Wealthall: Election
Thursday, 3 January 2013
Nick Wealthall spells "poker"
I ruddy love American politics. There, I’ve said it. I’d probably love UK politics, too, if I could get over the fact that MPs are like a bunch of corrupt supply teachers.
I’ve always loved it in a geeky over-analytical way. I’m more interested in how voters are influenced, and the prediction of the outcome, than I am in the policies or who actually wins.
The internet is a wonderful thing. It allows us to play poker in our pants, and it’s also brought the murky world of psephology (the study of political elections) and election prediction into the mainstream. This election was interesting because we saw a battle between mainstream media talking heads and geeky stats analysts. The talking heads – perhaps biased by the need for a compelling story – constantly stated that the Obama/Romney campaign was “too close to call”. While they were doing this, probabilistic analysts like Nate Silver and Drew Linzer were consistently predicting an Obama win, mostly claiming it had an 80% to 90% chance of happening.
This gap produced some bizarre Nate Silver bashing – mainly from Republicans who didn’t like the fact he was predicting that their guy would lose. It’s a bit like in poker when the internet generation began cleaning up all the cash and the previous generation sat in denial claiming the “new way” of playing couldn’t possibly be right (spoiler alert: it was).
Seeing what you firmly believe, or want to happen, being contradicted can lead to so some odd behaviour. A great example of this is the mostly mental website www.unskewedpolls.com, a Republican site which claimed all the polls analysts were using were incorrect and biased. This isn’t a party political point, by the way. Democrats claimed exactly the same thing before the Bush/Kerry election, which they lost.
All of this produced amazing market inefficiency and a great opportunity to make a profitable bet – sorry, investment – which I’m unashamed to admit I took advantage of.

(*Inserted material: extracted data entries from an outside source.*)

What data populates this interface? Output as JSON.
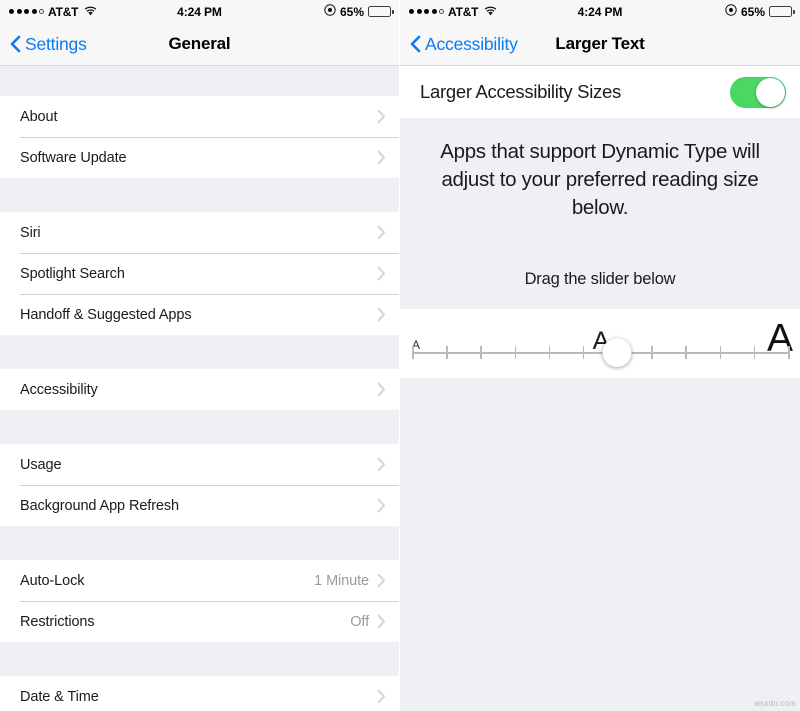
{
  "status_bar": {
    "carrier": "AT&T",
    "signal_dots_filled": 4,
    "signal_dots_total": 5,
    "wifi_icon": "wifi-icon",
    "time": "4:24 PM",
    "rotation_lock_icon": "rotation-lock-icon",
    "battery_percent": "65%",
    "battery_level": 65
  },
  "left_screen": {
    "nav": {
      "back_label": "Settings",
      "back_icon": "chevron-left-icon",
      "title": "General"
    },
    "groups": [
      {
        "rows": [
          {
            "label": "About",
            "value": "",
            "accessory": "chevron-right-icon"
          },
          {
            "label": "Software Update",
            "value": "",
            "accessory": "chevron-right-icon"
          }
        ]
      },
      {
        "rows": [
          {
            "label": "Siri",
            "value": "",
            "accessory": "chevron-right-icon"
          },
          {
            "label": "Spotlight Search",
            "value": "",
            "accessory": "chevron-right-icon"
          },
          {
            "label": "Handoff & Suggested Apps",
            "value": "",
            "accessory": "chevron-right-icon"
          }
        ]
      },
      {
        "rows": [
          {
            "label": "Accessibility",
            "value": "",
            "accessory": "chevron-right-icon"
          }
        ]
      },
      {
        "rows": [
          {
            "label": "Usage",
            "value": "",
            "accessory": "chevron-right-icon"
          },
          {
            "label": "Background App Refresh",
            "value": "",
            "accessory": "chevron-right-icon"
          }
        ]
      },
      {
        "rows": [
          {
            "label": "Auto-Lock",
            "value": "1 Minute",
            "accessory": "chevron-right-icon"
          },
          {
            "label": "Restrictions",
            "value": "Off",
            "accessory": "chevron-right-icon"
          }
        ]
      },
      {
        "rows": [
          {
            "label": "Date & Time",
            "value": "",
            "accessory": "chevron-right-icon"
          }
        ]
      }
    ]
  },
  "right_screen": {
    "nav": {
      "back_label": "Accessibility",
      "back_icon": "chevron-left-icon",
      "title": "Larger Text"
    },
    "toggle": {
      "label": "Larger Accessibility Sizes",
      "state": "on",
      "on_color": "#4ad863"
    },
    "description": "Apps that support Dynamic Type will adjust to your preferred reading size below.",
    "drag_hint": "Drag the slider below",
    "slider": {
      "min_label": "A",
      "current_label": "A",
      "max_label": "A",
      "ticks": 12,
      "value_index": 6,
      "accessory": "slider-knob"
    }
  },
  "watermark": "wsxdn.com",
  "colors": {
    "accent_blue": "#0a7bf3",
    "group_bg": "#eff0f4",
    "row_bg": "#ffffff",
    "separator": "#d2d2d6",
    "value_gray": "#9a9a9f"
  }
}
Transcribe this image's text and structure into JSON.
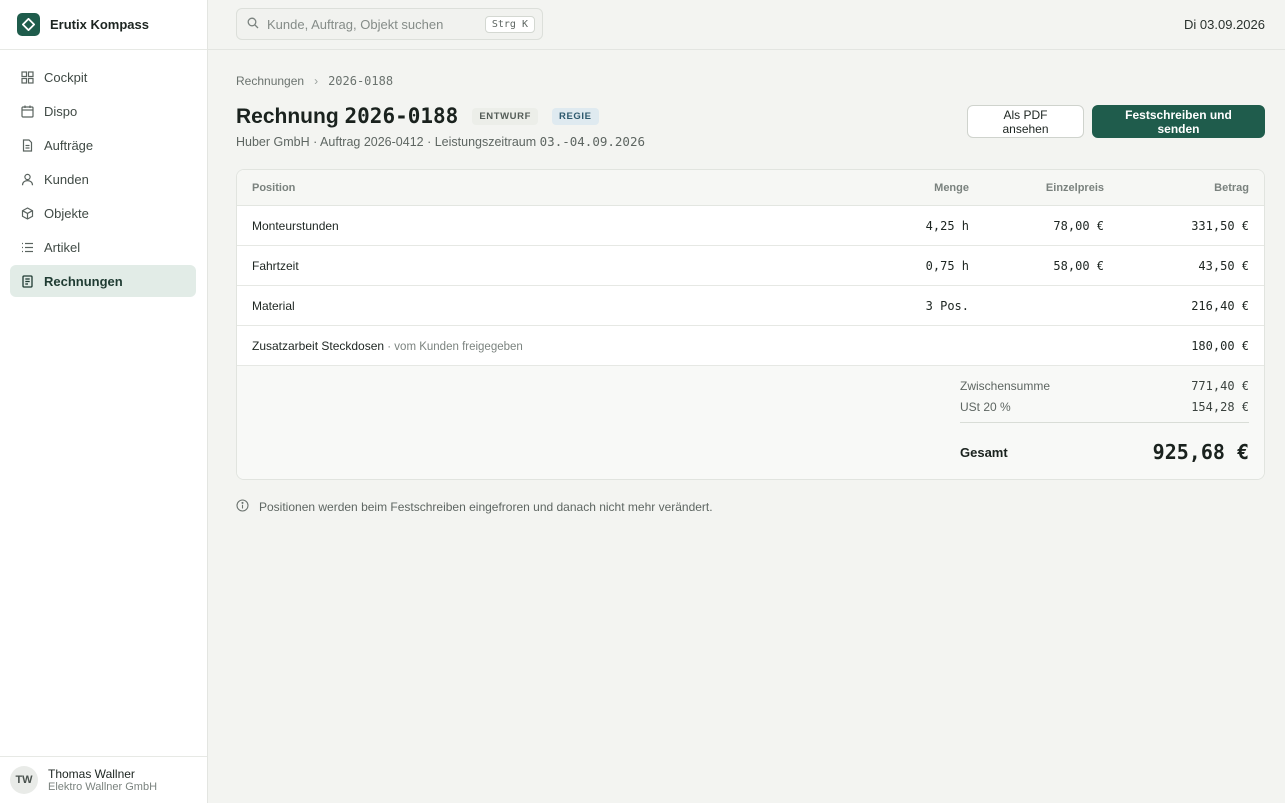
{
  "app": {
    "name": "Erutix Kompass"
  },
  "sidebar": {
    "items": [
      {
        "label": "Cockpit",
        "icon": "grid-icon"
      },
      {
        "label": "Dispo",
        "icon": "calendar-icon"
      },
      {
        "label": "Aufträge",
        "icon": "document-icon"
      },
      {
        "label": "Kunden",
        "icon": "person-icon"
      },
      {
        "label": "Objekte",
        "icon": "cube-icon"
      },
      {
        "label": "Artikel",
        "icon": "list-icon"
      },
      {
        "label": "Rechnungen",
        "icon": "invoice-icon",
        "active": true
      }
    ],
    "user": {
      "initials": "TW",
      "name": "Thomas Wallner",
      "org": "Elektro Wallner GmbH"
    }
  },
  "topbar": {
    "search_placeholder": "Kunde, Auftrag, Objekt suchen",
    "shortcut": "Strg K",
    "date": "Di 03.09.2026"
  },
  "breadcrumb": {
    "parent": "Rechnungen",
    "separator": "›",
    "current": "2026-0188"
  },
  "invoice": {
    "title_prefix": "Rechnung",
    "number": "2026-0188",
    "badges": {
      "status": "ENTWURF",
      "type": "REGIE"
    },
    "subtitle_text": "Huber GmbH · Auftrag 2026-0412 · Leistungszeitraum",
    "subtitle_period": "03.-04.09.2026",
    "actions": {
      "pdf": "Als PDF ansehen",
      "finalize": "Festschreiben und senden"
    },
    "columns": {
      "position": "Position",
      "qty": "Menge",
      "unit_price": "Einzelpreis",
      "amount": "Betrag"
    },
    "rows": [
      {
        "position": "Monteurstunden",
        "note": "",
        "qty": "4,25 h",
        "unit_price": "78,00 €",
        "amount": "331,50 €"
      },
      {
        "position": "Fahrtzeit",
        "note": "",
        "qty": "0,75 h",
        "unit_price": "58,00 €",
        "amount": "43,50 €"
      },
      {
        "position": "Material",
        "note": "",
        "qty": "3 Pos.",
        "unit_price": "",
        "amount": "216,40 €"
      },
      {
        "position": "Zusatzarbeit Steckdosen",
        "note": " · vom Kunden freigegeben",
        "qty": "",
        "unit_price": "",
        "amount": "180,00 €"
      }
    ],
    "totals": {
      "subtotal_label": "Zwischensumme",
      "subtotal": "771,40 €",
      "vat_label": "USt 20 %",
      "vat": "154,28 €",
      "total_label": "Gesamt",
      "total": "925,68 €"
    },
    "info_note": "Positionen werden beim Festschreiben eingefroren und danach nicht mehr verändert."
  },
  "colors": {
    "accent": "#1f5c4c",
    "active_nav_bg": "#e2ece7"
  }
}
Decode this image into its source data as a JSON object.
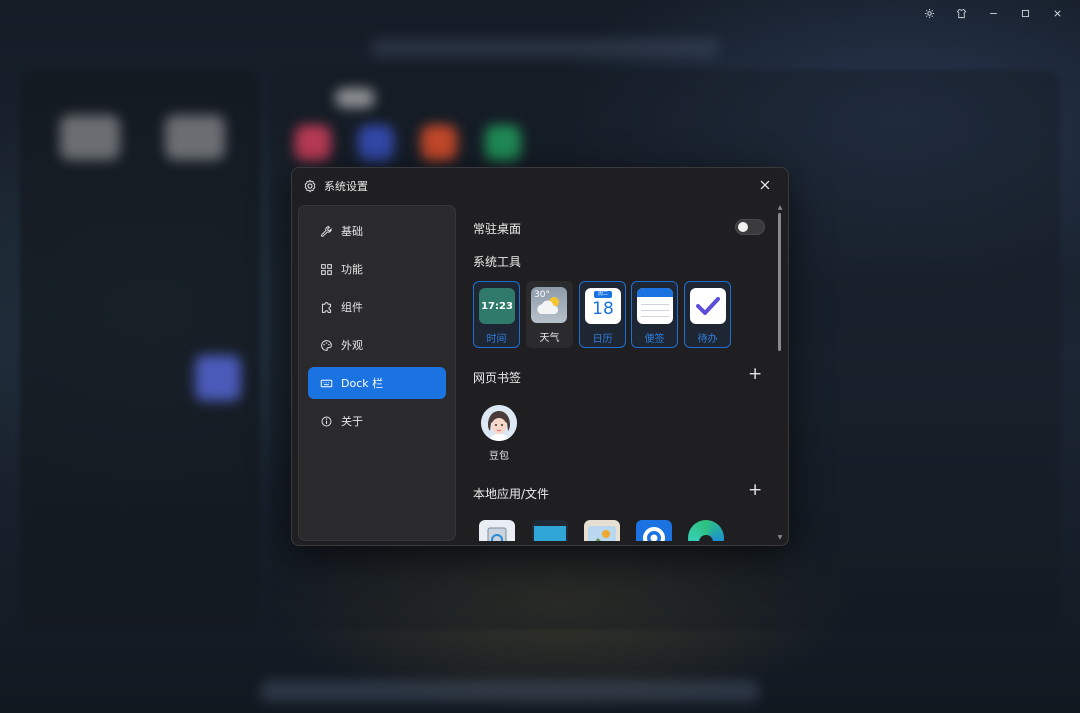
{
  "window_controls": [
    "gear-icon",
    "shirt-icon",
    "minimize-icon",
    "maximize-icon",
    "close-icon"
  ],
  "dialog": {
    "title": "系统设置",
    "title_icon": "gear-icon",
    "close_icon": "close-icon"
  },
  "sidebar": {
    "items": [
      {
        "label": "基础",
        "icon": "wrench-icon"
      },
      {
        "label": "功能",
        "icon": "grid-icon"
      },
      {
        "label": "组件",
        "icon": "puzzle-icon"
      },
      {
        "label": "外观",
        "icon": "palette-icon"
      },
      {
        "label": "Dock 栏",
        "icon": "keyboard-icon",
        "active": true
      },
      {
        "label": "关于",
        "icon": "info-icon"
      }
    ]
  },
  "content": {
    "pin_desktop": {
      "label": "常驻桌面",
      "enabled": false
    },
    "system_tools": {
      "label": "系统工具",
      "items": [
        {
          "label": "时间",
          "icon_text": "17:23",
          "icon": "clock-icon",
          "selected": true
        },
        {
          "label": "天气",
          "icon_text": "30°",
          "icon": "weather-icon",
          "selected": false
        },
        {
          "label": "日历",
          "icon_text": "18",
          "icon_header": "周二",
          "icon": "calendar-icon",
          "selected": true
        },
        {
          "label": "便签",
          "icon": "notes-icon",
          "selected": true
        },
        {
          "label": "待办",
          "icon": "todo-check-icon",
          "selected": true
        }
      ]
    },
    "bookmarks": {
      "label": "网页书签",
      "add_icon": "plus-icon",
      "items": [
        {
          "label": "豆包",
          "icon": "doubao-avatar-icon"
        }
      ]
    },
    "local_apps": {
      "label": "本地应用/文件",
      "add_icon": "plus-icon",
      "items": [
        {
          "icon": "recycle-bin-icon"
        },
        {
          "icon": "monitor-icon"
        },
        {
          "icon": "photos-app-icon"
        },
        {
          "icon": "settings-app-icon"
        },
        {
          "icon": "edge-browser-icon"
        }
      ]
    }
  },
  "colors": {
    "accent": "#1a73e0",
    "dialog_bg": "#1f1f21",
    "sidebar_bg": "#2a2a2c",
    "selected_border": "#1f6fd0"
  }
}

If you trusted the analysts and the “maths”, you knew that Obama’s chance of re-election was between 80% and 90% for the entire campaign. However, depending on when you bet, you could invest as if he had as little as a 60% chance. That is a big dollop of positive expectation that doesn’t come along very often.
The sad thing is that because the maths geeks were right (big fucking surprise – those dudes are always right. Damned facts!), the cat may be out of the bag. The knowledge that once belonged to a few is now in the mainstream. Nate Silver and Drew Linzer have done countless TV shows and other media as “the men who called the election” and it will be very difficult to find such a market misconception in the future.
Again, the parallel with poker is there – for a while, just a few young poker players had broken the game down and knew how it should be played, and they cleaned up. Then, as time passed, thanks to shared knowledge, poker forums, training sites and so on, the knowledge turned from expertise into general awareness, making the market more perfect and making it harder to find big positive expectation spots. In simple terms, the games got tougher. Maybe this is the price we pay for a more efficient, prosperous world – the demystification of everything!
One thing that continues to fascinate me through all this is people’s total inability to grasp the idea of probabilistic thinking. Or if you want to put it another way, people struggle to get beyond a black and white result. After the election, the analysts that had predicted it were carried shoulder high in the media as New Age Gods. The fascinating thing is, what if Romney had won? Well, apart from a war in Iran, a lot of millionaires celebrating, and a lot of sad liberals, the stats geeks would have been utterly dismissed. After all, they’d got it wrong – they’d have failed!
This would have totally misunderstood their predictions and the basis of their work. When someone using probabilistic thinking says there’s an 85% chance of something happening, it means it won’t happen 15% of the time. A Romney victory could have been a completely plausible if relatively unlikely event.
All of us humans struggle to think like this. Our brains constantly try to simplify everything to one answer. We’ve been programmed over thousands of years to merely assess whether something we meet should be eaten, run from, befriended or sexed. This limits our thinking in almost everything.
It’s completely essential to think probabilistically to do well in poker. If you’re only thinking about whether you have the best hand or not in a black or white sense, you’re going to make some really big mistakes. You will almost never know your opponent’s specific hand, so instead of guessing their hand, assigning a probabilistic range is correct. You shouldn’t be making a bluff because “you think they will fold” but because you’ve assessed the probability of them folding.
Most crucial of all is to break the link between viewing your results and the outcomes of hands as the determining factor in whether you made a good decision. Just because your opponent called you doesn’t mean your bluff was bad, and just because you ran into the top part of their range doesn’t mean your call was bad, and so on. It’s not easy to do, as you’re conditioned to think in terms of black and white results, but with a little practice anyone can start thinking probabilistically in poker and in life.